Kirchweger condenser

The Kirchweger - condensation device (also Kirchwegersche exhaust steam condensation ) was used to preheat the feed water for steam locomotives by the exhaust steam from the steam engine. It was invented around 1850 by Heinrich Kirchweger. A similar device was from Rohrbeck.

About a 100 mm thick line of withdrawn at the exhaust valve chest was performed under the locomotive to tender. There, the exhaust steam was introduced directly into the feed water, which was thereby heated to boiling. The rest of the exhaust steam could escape into the atmosphere via a second smokestack on the tender. About a cock on the tender, the amount of steam could be regulated.

The Rohrbecksche device differed in details from the church Weger 's design. Here the steam was taken only at the blowpipe and passed along above the boiler. Here, the regulation was carried out by a throttle valve on the blowpipe.
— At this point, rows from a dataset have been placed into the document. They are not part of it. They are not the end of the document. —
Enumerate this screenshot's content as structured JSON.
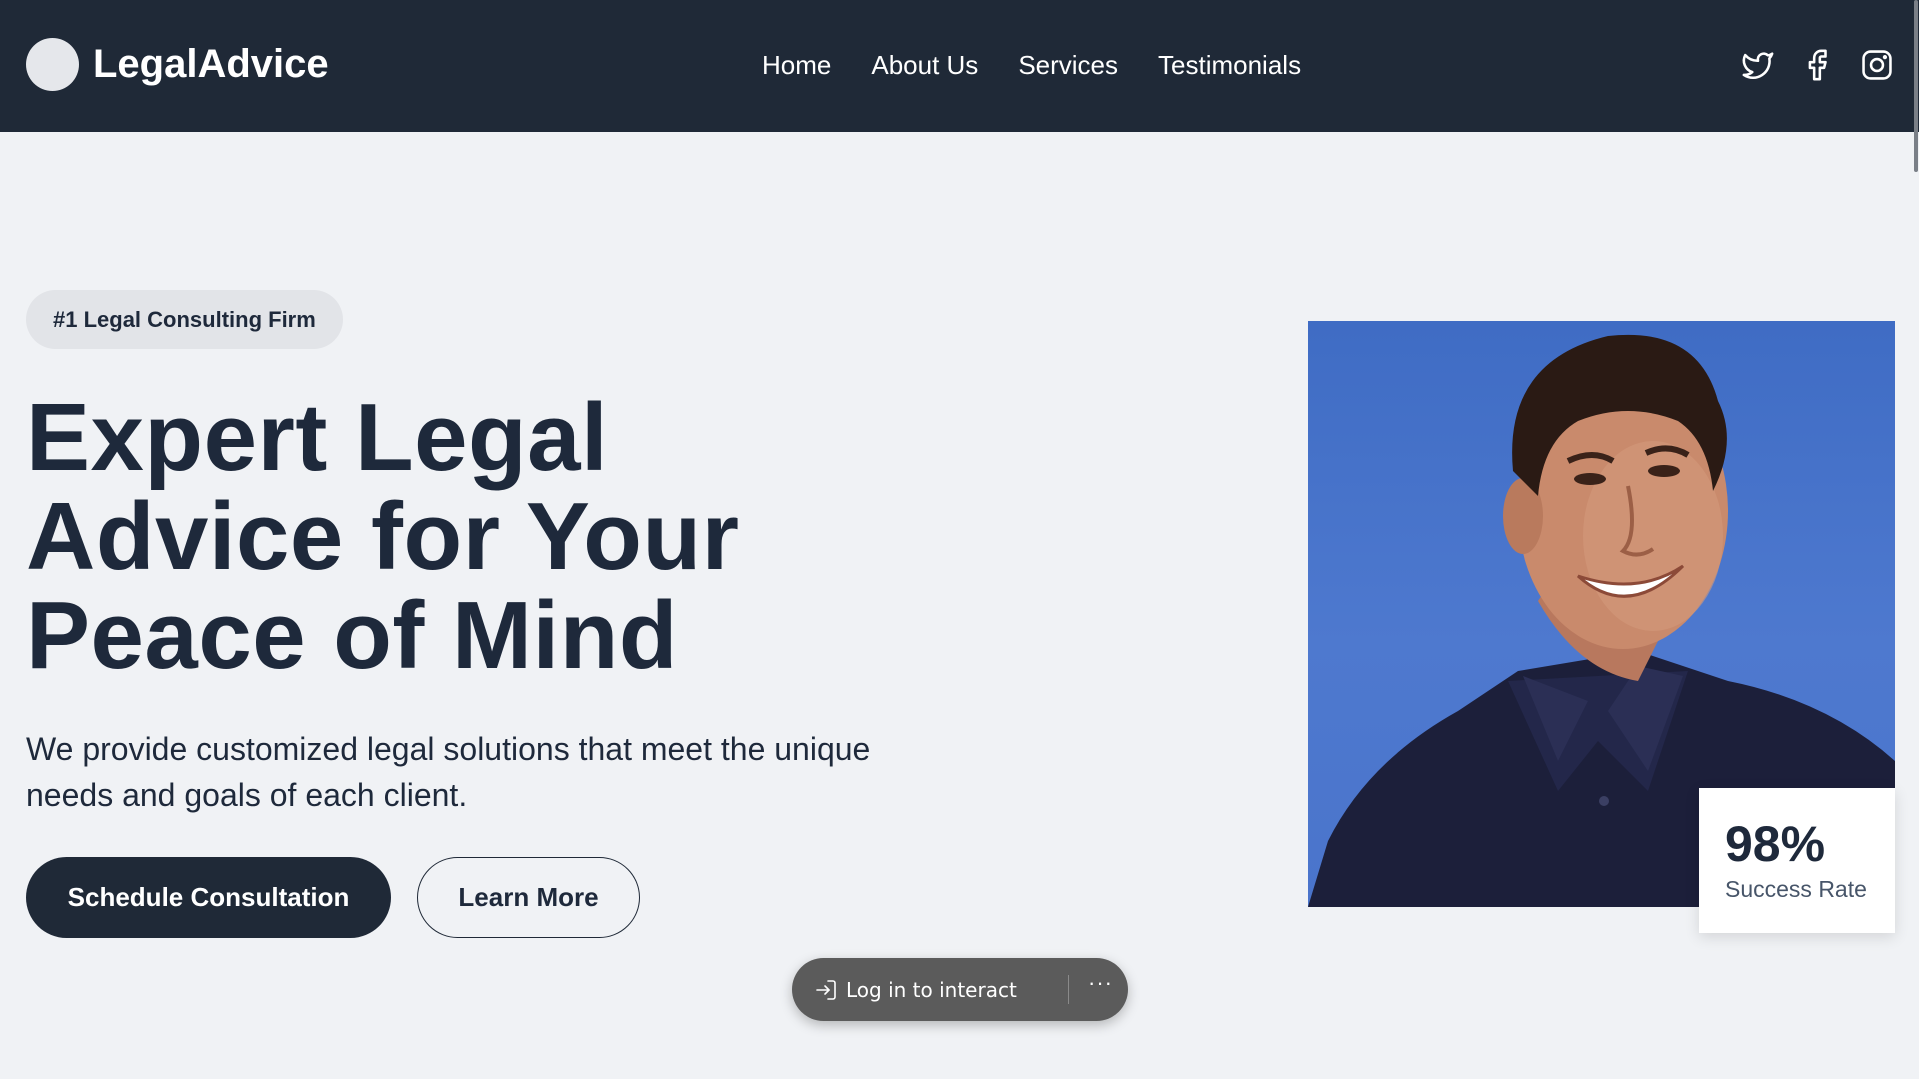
{
  "header": {
    "brand": "LegalAdvice",
    "nav": [
      "Home",
      "About Us",
      "Services",
      "Testimonials"
    ],
    "social_icons": [
      "twitter-icon",
      "facebook-icon",
      "instagram-icon"
    ]
  },
  "hero": {
    "badge": "#1 Legal Consulting Firm",
    "title_lines": [
      "Expert Legal",
      "Advice for Your",
      "Peace of Mind"
    ],
    "description": "We provide customized legal solutions that meet the unique needs and goals of each client.",
    "primary_button": "Schedule Consultation",
    "secondary_button": "Learn More"
  },
  "stat": {
    "value": "98%",
    "label": "Success Rate"
  },
  "overlay": {
    "login_text": "Log in to interact",
    "more": "···"
  },
  "colors": {
    "header_bg": "#1f2937",
    "page_bg": "#f0f2f5",
    "primary": "#1f2937",
    "photo_bg": "#4a74cb"
  }
}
The potential fuel savings could be up to 30 % depending on the operating conditions at 10 to 20 %, in individual cases. The Niederschlesisch - märkische railway gave this value to their locomotives with 7.5%.

The problem was the enrichment of the boiler feed water with impurities. It is reported in old sources of pitting to the boiler sheets, caused by the fatty acids contained in the exhaust of the lubricant. On the other hand, the formation of scale in the boiler has been slowed down because part of Kesselsteinbildner eliminated already in the tender.

With the introduction of the injector boiler feed systems, the exhaust steam condensation came from the 1860s back into disuse because injectors due to work physically with cold water. Until 1880 about 900 German locomotives had been fitted with condensing apparatus.